The Application Issue Remains with Narrative Economics
The second problem is the application issue again. What leads to a narrative going viral? Shiller postulates on some ideas from psychology. The person delivering the message, the mood, the environment, and other aspects all determine the outcome. But even the inclusion of all these does not guarantee viral. You can see this clearly on places like Twitter. Popular influencers try to push new ideas all the time. But not everything they say goes viral.
Also there is no way to guarantee other influencers don’t push in a different direction. IE there is no central means by which a narrative can be cultivated and controlled for a positive outcome. In fact one can argue since the news media’s main goal is to grasp your attention, there is an incentive for these outlets to be controversial and not conform to such a message.

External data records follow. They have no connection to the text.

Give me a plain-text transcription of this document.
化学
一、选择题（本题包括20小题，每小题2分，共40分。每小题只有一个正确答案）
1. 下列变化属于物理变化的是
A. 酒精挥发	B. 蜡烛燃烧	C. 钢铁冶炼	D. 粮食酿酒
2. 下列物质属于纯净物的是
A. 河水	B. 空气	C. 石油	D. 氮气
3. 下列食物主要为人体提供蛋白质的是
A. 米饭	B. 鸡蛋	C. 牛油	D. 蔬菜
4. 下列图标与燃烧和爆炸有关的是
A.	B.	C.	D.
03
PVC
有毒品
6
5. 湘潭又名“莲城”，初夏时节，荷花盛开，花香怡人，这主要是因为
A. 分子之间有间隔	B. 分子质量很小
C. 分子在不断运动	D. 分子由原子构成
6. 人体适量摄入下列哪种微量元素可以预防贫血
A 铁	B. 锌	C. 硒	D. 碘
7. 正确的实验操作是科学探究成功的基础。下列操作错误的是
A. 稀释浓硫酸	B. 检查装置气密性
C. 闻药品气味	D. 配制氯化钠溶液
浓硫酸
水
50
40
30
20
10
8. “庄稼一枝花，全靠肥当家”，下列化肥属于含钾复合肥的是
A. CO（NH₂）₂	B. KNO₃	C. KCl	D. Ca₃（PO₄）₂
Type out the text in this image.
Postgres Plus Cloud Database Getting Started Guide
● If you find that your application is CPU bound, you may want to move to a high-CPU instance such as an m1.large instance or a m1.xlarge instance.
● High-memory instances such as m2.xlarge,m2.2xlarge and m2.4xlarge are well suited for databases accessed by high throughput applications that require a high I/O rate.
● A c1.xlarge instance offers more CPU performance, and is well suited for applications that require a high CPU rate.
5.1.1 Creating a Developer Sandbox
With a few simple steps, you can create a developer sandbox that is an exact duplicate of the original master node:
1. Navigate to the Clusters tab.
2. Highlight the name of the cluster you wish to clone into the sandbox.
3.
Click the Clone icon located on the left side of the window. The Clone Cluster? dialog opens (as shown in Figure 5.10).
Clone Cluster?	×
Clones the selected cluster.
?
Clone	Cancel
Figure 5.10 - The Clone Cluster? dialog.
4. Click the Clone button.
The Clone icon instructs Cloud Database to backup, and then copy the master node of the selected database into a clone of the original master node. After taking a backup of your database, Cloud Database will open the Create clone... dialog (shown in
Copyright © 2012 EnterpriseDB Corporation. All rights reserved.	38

Finally in addition, to the need to go viral, impactful narratives also must stick around. If it lasts a week it’s not going to have impact. Shiller gives examples of narratives that have stuck around for decades, like the American dream, that have driven financial behavior for decades. But he gives little to no guidance on how to create a narrative that will be more than a flash in the pan. Not surprising as I don’t think anyone knows.
Positive Influence From Behavioral Economics Remains Ellusive
But in any case, all this leads us with a conclusion that using narrative economic messages to positively influence economic outcomes is likely a pipe dream. I am reminded of the SciFi story by Issac Asimov “Foundation”. Later in the series, the concept arises that an individual is shaping future results by dictating events and the messages around those events. The impact of that messaging is to create events later on without this individual’s input. Narrative economics in a way gives a framework to that end, if only there were a way to implement it. Then again there could be scary results if such a method were possible and the wrong person used it. I’m reminded of the rise of Hitler here.
Wrap-Up On Narrative Economics
Anyway, overall it is an entertaining book. You should pick it up either in print or the library if you enjoy economics. It’s a good read not only for the theory application but also for the example narratives. Next week’s post will weave together some of those prior narratives into a post I’ve wanted to write for a while.
Have you read Narrative Economics? What were your conclusions?